Лозунгами и призывами была завешана вся страна. Слова на плакатах были эфемерны, вроде к чему-то призывали, но ни к чему не обязывали, немедленных действий не требовали. Потому никто и докапываться не собирался, каким образом могут быть едины народ и партия. Куда «Ленин наш рулевой» рулит, не в Мавзолей ли? Зато знали, что в сортире газеты с портретами вождей лучше не использовать: подотрешь задницу, а сосед по коммуналке и настучит. И еще знали твердо: не может быть слов «не хочу», нет слов «не могу». Есть слово «надо».
И теперь, в Чернобыле, с этим словом «надо», как когда-то на фронте, встала снова вся страна. Ни одной отдельно взятой республике Советского Союза осуществить подобное было бы не под силу. Самолетами, поездами, целыми эшелонами везли грузы, по принуждению и добровольно ехали все новые и новые полчища смертников. «Простые люди» шли на верную смерть, даже не думая, что их жизнями, как малостоящим стройматериалом, прикрывая свое спокойствие и благополучие, вольно распоряжаются люди в высоких кабинетах, откуда, как поговаривали, даже Магадан виден.
***
27 апреля, спустя сутки,все же было принято решение начать эвакуацию.

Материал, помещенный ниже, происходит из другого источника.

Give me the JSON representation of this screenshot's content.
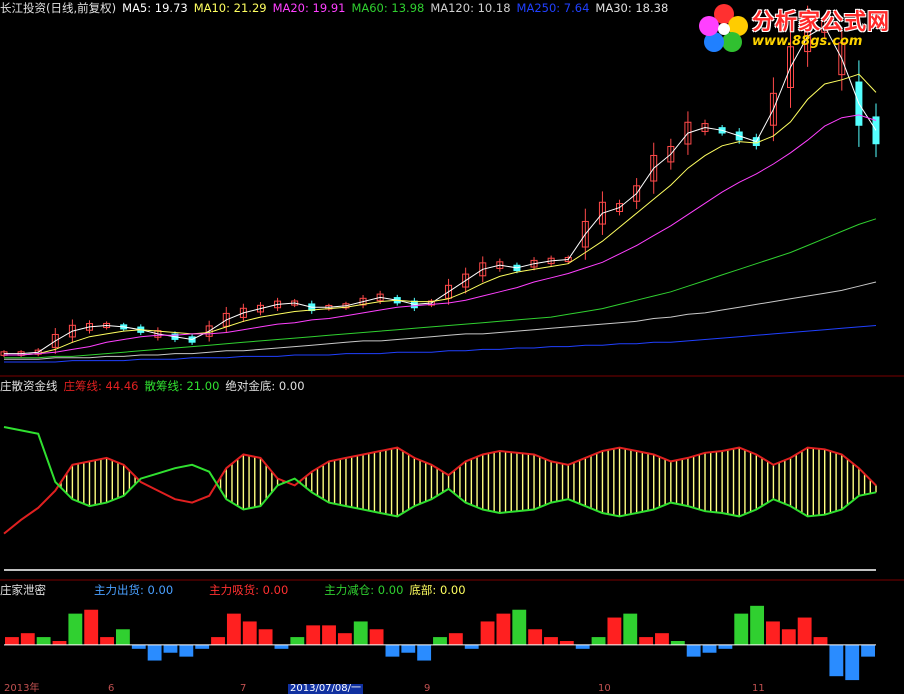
{
  "colors": {
    "background": "#000000",
    "separator": "#7a0000",
    "up": "#ff4a4a",
    "down": "#54ffff",
    "ma5": "#ffffff",
    "ma10": "#ffff60",
    "ma20": "#ff40ff",
    "ma60": "#30d030",
    "ma120": "#c8c8c8",
    "ma250": "#2040ff",
    "zhuang": "#e02020",
    "san": "#30e030",
    "fill": "#ffff80",
    "blue_label": "#4aa0ff"
  },
  "header": {
    "stock": "长江投资(日线,前复权)",
    "ma5": "MA5: 19.73",
    "ma10": "MA10: 21.29",
    "ma20": "MA20: 19.91",
    "ma60": "MA60: 13.98",
    "ma120": "MA120: 10.18",
    "ma250": "MA250: 7.64",
    "ma30": "MA30: 18.38"
  },
  "logo": {
    "name": "分析家公式网",
    "url": "www.88gs.com"
  },
  "panel2": {
    "title": "庄散资金线",
    "zhuang": "庄筹线: 44.46",
    "san": "散筹线: 21.00",
    "abs_bottom": "绝对金底: 0.00"
  },
  "panel3": {
    "title": "庄家泄密",
    "out": "主力出货: 0.00",
    "absorb": "主力吸货: 0.00",
    "reduce": "主力减仓: 0.00",
    "bottom": "底部: 0.00"
  },
  "date_axis": {
    "labels": [
      "2013年",
      "6",
      "7",
      "2013/07/08/一",
      "9",
      "10",
      "11"
    ]
  },
  "chart_data": [
    {
      "type": "line",
      "title": "长江投资(日线,前复权)",
      "xlabel": "",
      "ylabel": "",
      "ylim": [
        5,
        29.5
      ],
      "series": [
        {
          "name": "MA5",
          "values": [
            5.6,
            5.6,
            5.7,
            6.5,
            7.2,
            7.5,
            7.6,
            7.5,
            7.3,
            7.0,
            6.8,
            6.6,
            7.2,
            8.0,
            8.5,
            8.8,
            9.1,
            9.2,
            8.9,
            8.9,
            9.0,
            9.3,
            9.6,
            9.4,
            9.1,
            9.2,
            10.0,
            10.8,
            11.6,
            11.9,
            11.7,
            12.0,
            12.2,
            12.3,
            14.1,
            15.6,
            16.0,
            17.0,
            18.8,
            19.8,
            21.3,
            21.7,
            21.5,
            21.1,
            20.7,
            23.0,
            26.0,
            28.2,
            28.9,
            26.6,
            23.4,
            21.5
          ]
        },
        {
          "name": "MA10",
          "values": [
            5.5,
            5.5,
            5.6,
            5.9,
            6.4,
            6.8,
            7.0,
            7.2,
            7.3,
            7.2,
            7.1,
            7.0,
            7.1,
            7.5,
            7.9,
            8.2,
            8.4,
            8.6,
            8.7,
            8.8,
            8.9,
            9.1,
            9.3,
            9.4,
            9.3,
            9.3,
            9.5,
            10.0,
            10.6,
            11.1,
            11.4,
            11.6,
            11.8,
            12.0,
            12.8,
            13.6,
            14.6,
            15.6,
            16.6,
            17.6,
            18.8,
            19.7,
            20.4,
            20.7,
            20.6,
            21.1,
            22.1,
            23.7,
            24.8,
            25.1,
            25.5,
            24.2
          ]
        },
        {
          "name": "MA20",
          "values": [
            5.5,
            5.5,
            5.6,
            5.7,
            5.9,
            6.1,
            6.4,
            6.6,
            6.8,
            6.9,
            6.9,
            7.0,
            7.0,
            7.1,
            7.3,
            7.5,
            7.7,
            7.8,
            8.0,
            8.1,
            8.3,
            8.5,
            8.7,
            8.9,
            9.0,
            9.1,
            9.2,
            9.4,
            9.7,
            10.0,
            10.3,
            10.7,
            11.0,
            11.3,
            11.7,
            12.1,
            12.7,
            13.3,
            14.0,
            14.7,
            15.5,
            16.3,
            17.1,
            17.8,
            18.4,
            19.1,
            19.9,
            20.8,
            21.8,
            22.4,
            22.6,
            22.2
          ]
        },
        {
          "name": "MA60",
          "values": [
            5.3,
            5.3,
            5.3,
            5.4,
            5.4,
            5.5,
            5.6,
            5.7,
            5.8,
            5.9,
            6.0,
            6.1,
            6.2,
            6.3,
            6.4,
            6.5,
            6.6,
            6.7,
            6.8,
            6.9,
            7.0,
            7.1,
            7.2,
            7.3,
            7.4,
            7.5,
            7.6,
            7.7,
            7.8,
            7.9,
            8.0,
            8.1,
            8.2,
            8.4,
            8.6,
            8.8,
            9.1,
            9.4,
            9.7,
            10.0,
            10.4,
            10.8,
            11.2,
            11.6,
            12.0,
            12.4,
            12.8,
            13.3,
            13.8,
            14.3,
            14.8,
            15.2
          ]
        },
        {
          "name": "MA120",
          "values": [
            5.2,
            5.2,
            5.2,
            5.3,
            5.3,
            5.3,
            5.4,
            5.4,
            5.5,
            5.5,
            5.6,
            5.6,
            5.7,
            5.8,
            5.8,
            5.9,
            6.0,
            6.1,
            6.2,
            6.3,
            6.4,
            6.5,
            6.5,
            6.6,
            6.7,
            6.8,
            6.9,
            7.0,
            7.0,
            7.1,
            7.2,
            7.3,
            7.4,
            7.5,
            7.6,
            7.7,
            7.8,
            7.9,
            8.1,
            8.2,
            8.4,
            8.5,
            8.7,
            8.9,
            9.1,
            9.3,
            9.5,
            9.7,
            9.9,
            10.1,
            10.4,
            10.7
          ]
        },
        {
          "name": "MA250",
          "values": [
            5.0,
            5.0,
            5.0,
            5.0,
            5.1,
            5.1,
            5.1,
            5.1,
            5.2,
            5.2,
            5.2,
            5.3,
            5.3,
            5.3,
            5.4,
            5.4,
            5.4,
            5.5,
            5.5,
            5.5,
            5.6,
            5.6,
            5.6,
            5.7,
            5.7,
            5.7,
            5.8,
            5.8,
            5.9,
            5.9,
            6.0,
            6.0,
            6.1,
            6.1,
            6.2,
            6.2,
            6.3,
            6.3,
            6.4,
            6.4,
            6.5,
            6.6,
            6.7,
            6.8,
            6.9,
            7.0,
            7.1,
            7.2,
            7.3,
            7.4,
            7.5,
            7.6
          ]
        }
      ]
    },
    {
      "type": "area",
      "title": "庄散资金线",
      "xlabel": "",
      "ylabel": "",
      "ylim": [
        0,
        100
      ],
      "series": [
        {
          "name": "庄筹线",
          "values": [
            20,
            28,
            35,
            45,
            60,
            62,
            64,
            60,
            50,
            45,
            40,
            38,
            42,
            58,
            66,
            64,
            52,
            48,
            56,
            62,
            64,
            66,
            68,
            70,
            64,
            60,
            54,
            62,
            66,
            68,
            67,
            66,
            62,
            60,
            64,
            68,
            70,
            68,
            66,
            62,
            64,
            67,
            68,
            70,
            66,
            60,
            64,
            70,
            69,
            66,
            58,
            48
          ]
        },
        {
          "name": "散筹线",
          "values": [
            82,
            80,
            78,
            50,
            40,
            36,
            38,
            42,
            52,
            55,
            58,
            60,
            56,
            40,
            34,
            36,
            48,
            52,
            44,
            38,
            36,
            34,
            32,
            30,
            36,
            40,
            46,
            38,
            34,
            32,
            33,
            34,
            38,
            40,
            36,
            32,
            30,
            32,
            34,
            38,
            36,
            33,
            32,
            30,
            34,
            40,
            36,
            30,
            31,
            34,
            42,
            44
          ]
        }
      ]
    },
    {
      "type": "bar",
      "title": "庄家泄密",
      "xlabel": "",
      "ylabel": "",
      "ylim": [
        -10,
        12
      ],
      "values": [
        2,
        3,
        2,
        1,
        8,
        9,
        2,
        4,
        -1,
        -4,
        -2,
        -3,
        -1,
        2,
        8,
        6,
        4,
        -1,
        2,
        5,
        5,
        3,
        6,
        4,
        -3,
        -2,
        -4,
        2,
        3,
        -1,
        6,
        8,
        9,
        4,
        2,
        1,
        -1,
        2,
        7,
        8,
        2,
        3,
        1,
        -3,
        -2,
        -1,
        8,
        10,
        6,
        4,
        7,
        2,
        -8,
        -9,
        -3
      ]
    }
  ]
}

Зону поражения ученые определили диаметром в тридцать километров. То, что вывозить людей надо, сомнений уже не оставалось. Собственно, начать эвакуацию следовало в день взрыва. Но куда деть такое количество людей, где их разместить? Только в городе атомщиков Припяти к тому времени уже проживало 70 тысяч человек. Собственно, самым организованным был выезд из Припяти – работающие на станции специалисты лучше других понимали, что отсюда надо уносить ноги, и чем скорее, тем лучше. Многие впопыхах оставили в своих квартирах даже документы, деньги, не говоря уже ни о чем другом, поспешили в автобусы.
В деревнях убедить людей покинуть насиженное место оказалось куда сложнее. Селяне покидать налаженное хозяйство не хотели ни в какую, пожитки собирали часами, норовя захватить с собой не только самое нужное, но и побольше продуктов, даже самогонку. Уверения, что власть всем необходимым обеспечит, пропускали мимо ушей, знаем, мол, как вы обеспечите. Они знали, конечно, что поблизости на электростанции был пожар, но никакой угрозы для себя не ощущали и не понимали, почему нужно бросить родную хату и ехать неизвестно куда.
В деревне Бобры, когда уже все односельчане погрузились со своими пожитками в автобусы, на завалинке у покосившейся от старости избы сидела бабка и разговаривала со своим любимцем – черным, как уголек, щенком Кузей. Когда бабу Зою спрашивали, сколько ей лет, она щурилась и отвечала: «До девяносто шшитала, а потом сбилась». Ни о какой «радияции» бабка слыхом не слыхивала и на все увещевания реагировала своеобразно: «Я и тут помру».